论文标题
NOS-V:使用系统范围的任务计划共同执行HPC应用程序
nOS-V: Co-Executing HPC Applications Using System-Wide Task Scheduling
论文作者
论文摘要
未来的Exascale系统将具有庞大的并行性,多核处理器和异质体系结构。在这种情况下,HPC应用程序越来越难以充分有效地利用系统节点中的资源。此外,增加的并行性加剧了当前应用中现有效率低下的影响。研究表明,共同安排应用程序共享系统节点而不是专门执行每个应用程序可以提高资源利用率和效率。然而,当前的分享节点的过度订购和共处技术具有多个缺点,这些缺点限制了它们的适用性并使它们非常依赖于应用程序。 本文通过系统范围的调度介绍了共同执行。联合执行是一种新型的细粒技术,可以同时在同一节点上同时执行多个HPC应用程序,从而超过了当前的最新方法。我们在NOS-V中实现此技术,这是一个轻巧的任务库,通过系统范围的任务调度支持共执行。此外,NOS-V可以轻松地与现有的编程模型集成,不需要更改用户应用程序。我们展示了与NOS-V的共同执行如何显着减少单个节点和分布式环境上的多个应用程序的时间表制作,从而优于先前的节点共享技术。
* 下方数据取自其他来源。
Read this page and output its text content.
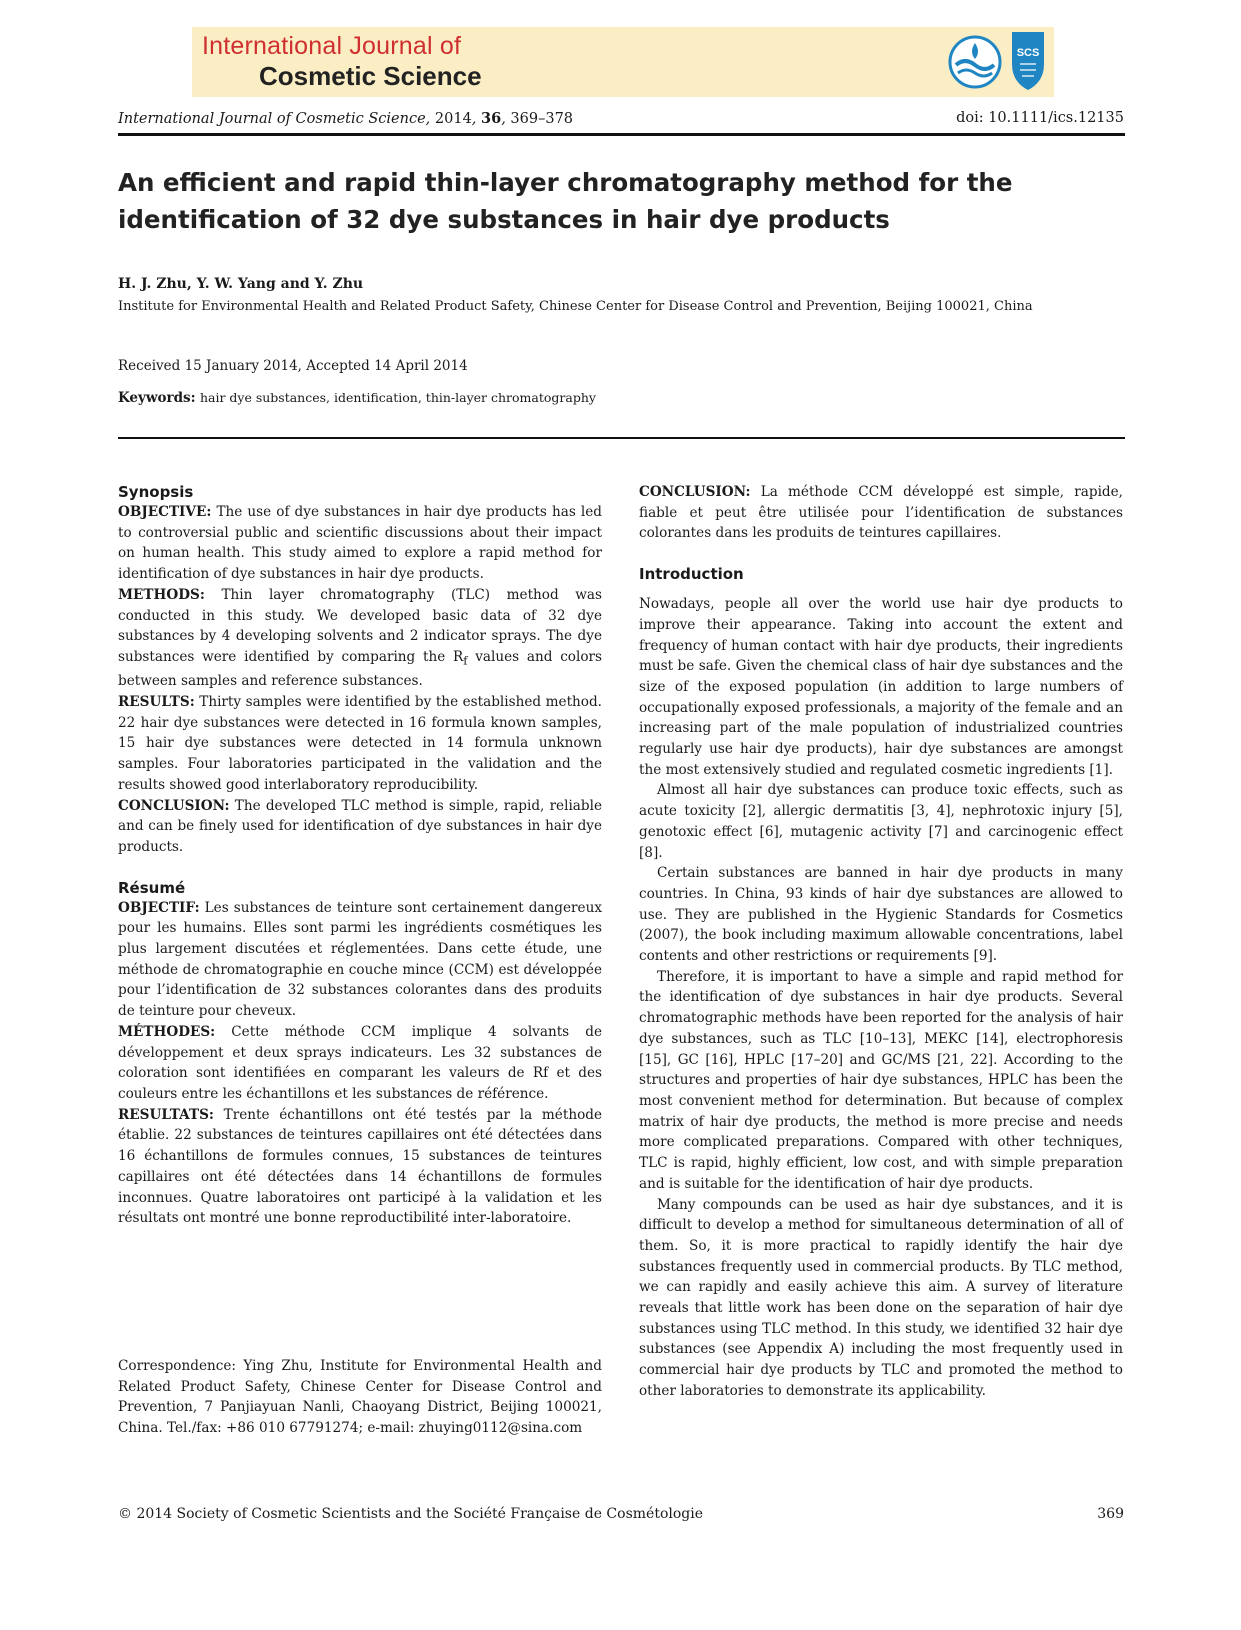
International Journal of
Cosmetic Science
SCS
International Journal of Cosmetic Science, 2014, 36, 369–378	doi: 10.1111/ics.12135
An efficient and rapid thin-layer chromatography method for the
identification of 32 dye substances in hair dye products
H. J. Zhu, Y. W. Yang and Y. Zhu
Institute for Environmental Health and Related Product Safety, Chinese Center for Disease Control and Prevention, Beijing 100021, China
Received 15 January 2014, Accepted 14 April 2014
Keywords: hair dye substances, identification, thin-layer chromatography
Synopsis

OBJECTIVE: The use of dye substances in hair dye products has led to controversial public and scientific discussions about their impact on human health. This study aimed to explore a rapid method for identification of dye substances in hair dye products.

METHODS: Thin layer chromatography (TLC) method was conducted in this study. We developed basic data of 32 dye substances by 4 developing solvents and 2 indicator sprays. The dye substances were identified by comparing the $R_f$ values and colors between samples and reference substances.

RESULTS: Thirty samples were identified by the established method. 22 hair dye substances were detected in 16 formula known samples, 15 hair dye substances were detected in 14 formula unknown samples. Four laboratories participated in the validation and the results showed good interlaboratory reproducibility.

CONCLUSION: The developed TLC method is simple, rapid, reliable and can be finely used for identification of dye substances in hair dye products.

Résumé

OBJECTIF: Les substances de teinture sont certainement dangereux pour les humains. Elles sont parmi les ingrédients cosmétiques les plus largement discutées et réglementées. Dans cette étude, une méthode de chromatographie en couche mince (CCM) est développée pour l’identification de 32 substances colorantes dans des produits de teinture pour cheveux.

MÉTHODES: Cette méthode CCM implique 4 solvants de développement et deux sprays indicateurs. Les 32 substances de coloration sont identifiées en comparant les valeurs de Rf et des couleurs entre les échantillons et les substances de référence.

RESULTATS: Trente échantillons ont été testés par la méthode établie. 22 substances de teintures capillaires ont été détectées dans 16 échantillons de formules connues, 15 substances de teintures capillaires ont été détectées dans 14 échantillons de formules inconnues. Quatre laboratoires ont participé à la validation et les résultats ont montré une bonne reproductibilité inter-laboratoire.

Correspondence: Ying Zhu, Institute for Environmental Health and Related Product Safety, Chinese Center for Disease Control and Prevention, 7 Panjiayuan Nanli, Chaoyang District, Beijing 100021, China. Tel./fax: +86 010 67791274; e-mail: zhuying0112@sina.com

CONCLUSION: La méthode CCM développé est simple, rapide, fiable et peut être utilisée pour l’identification de substances colorantes dans les produits de teintures capillaires.

Introduction

Nowadays, people all over the world use hair dye products to improve their appearance. Taking into account the extent and frequency of human contact with hair dye products, their ingredients must be safe. Given the chemical class of hair dye substances and the size of the exposed population (in addition to large numbers of occupationally exposed professionals, a majority of the female and an increasing part of the male population of industrialized countries regularly use hair dye products), hair dye substances are amongst the most extensively studied and regulated cosmetic ingredients [1].

Almost all hair dye substances can produce toxic effects, such as acute toxicity [2], allergic dermatitis [3, 4], nephrotoxic injury [5], genotoxic effect [6], mutagenic activity [7] and carcinogenic effect [8].

Certain substances are banned in hair dye products in many countries. In China, 93 kinds of hair dye substances are allowed to use. They are published in the Hygienic Standards for Cosmetics (2007), the book including maximum allowable concentrations, label contents and other restrictions or requirements [9].

Therefore, it is important to have a simple and rapid method for the identification of dye substances in hair dye products. Several chromatographic methods have been reported for the analysis of hair dye substances, such as TLC [10–13], MEKC [14], electrophoresis [15], GC [16], HPLC [17–20] and GC/MS [21, 22]. According to the structures and properties of hair dye substances, HPLC has been the most convenient method for determination. But because of complex matrix of hair dye products, the method is more precise and needs more complicated preparations. Compared with other techniques, TLC is rapid, highly efficient, low cost, and with simple preparation and is suitable for the identification of hair dye products.

Many compounds can be used as hair dye substances, and it is difficult to develop a method for simultaneous determination of all of them. So, it is more practical to rapidly identify the hair dye substances frequently used in commercial products. By TLC method, we can rapidly and easily achieve this aim. A survey of literature reveals that little work has been done on the separation of hair dye substances using TLC method. In this study, we identified 32 hair dye substances (see Appendix A) including the most frequently used in commercial hair dye products by TLC and promoted the method to other laboratories to demonstrate its applicability.

© 2014 Society of Cosmetic Scientists and the Société Française de Cosmétologie	369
Future Exascale systems will feature massive parallelism, many-core processors and heterogeneous architectures. In this scenario, it is increasingly difficult for HPC applications to fully and efficiently utilize the resources in system nodes. Moreover, the increased parallelism exacerbates the effects of existing inefficiencies in current applications. Research has shown that co-scheduling applications to share system nodes instead of executing each application exclusively can increase resource utilization and efficiency. Nevertheless, the current oversubscription and co-location techniques to share nodes have several drawbacks which limit their applicability and make them very application-dependent. This paper presents co-execution through system-wide scheduling. Co-execution is a novel fine-grained technique to execute multiple HPC applications simultaneously on the same node, outperforming current state-of-the-art approaches. We implement this technique in nOS-V, a lightweight tasking library that supports co-execution through system-wide task scheduling. Moreover, nOS-V can be easily integrated with existing programming models, requiring no changes to user applications. We showcase how co-execution with nOS-V significantly reduces schedule makespan for several applications on single node and distributed environments, outperforming prior node-sharing techniques.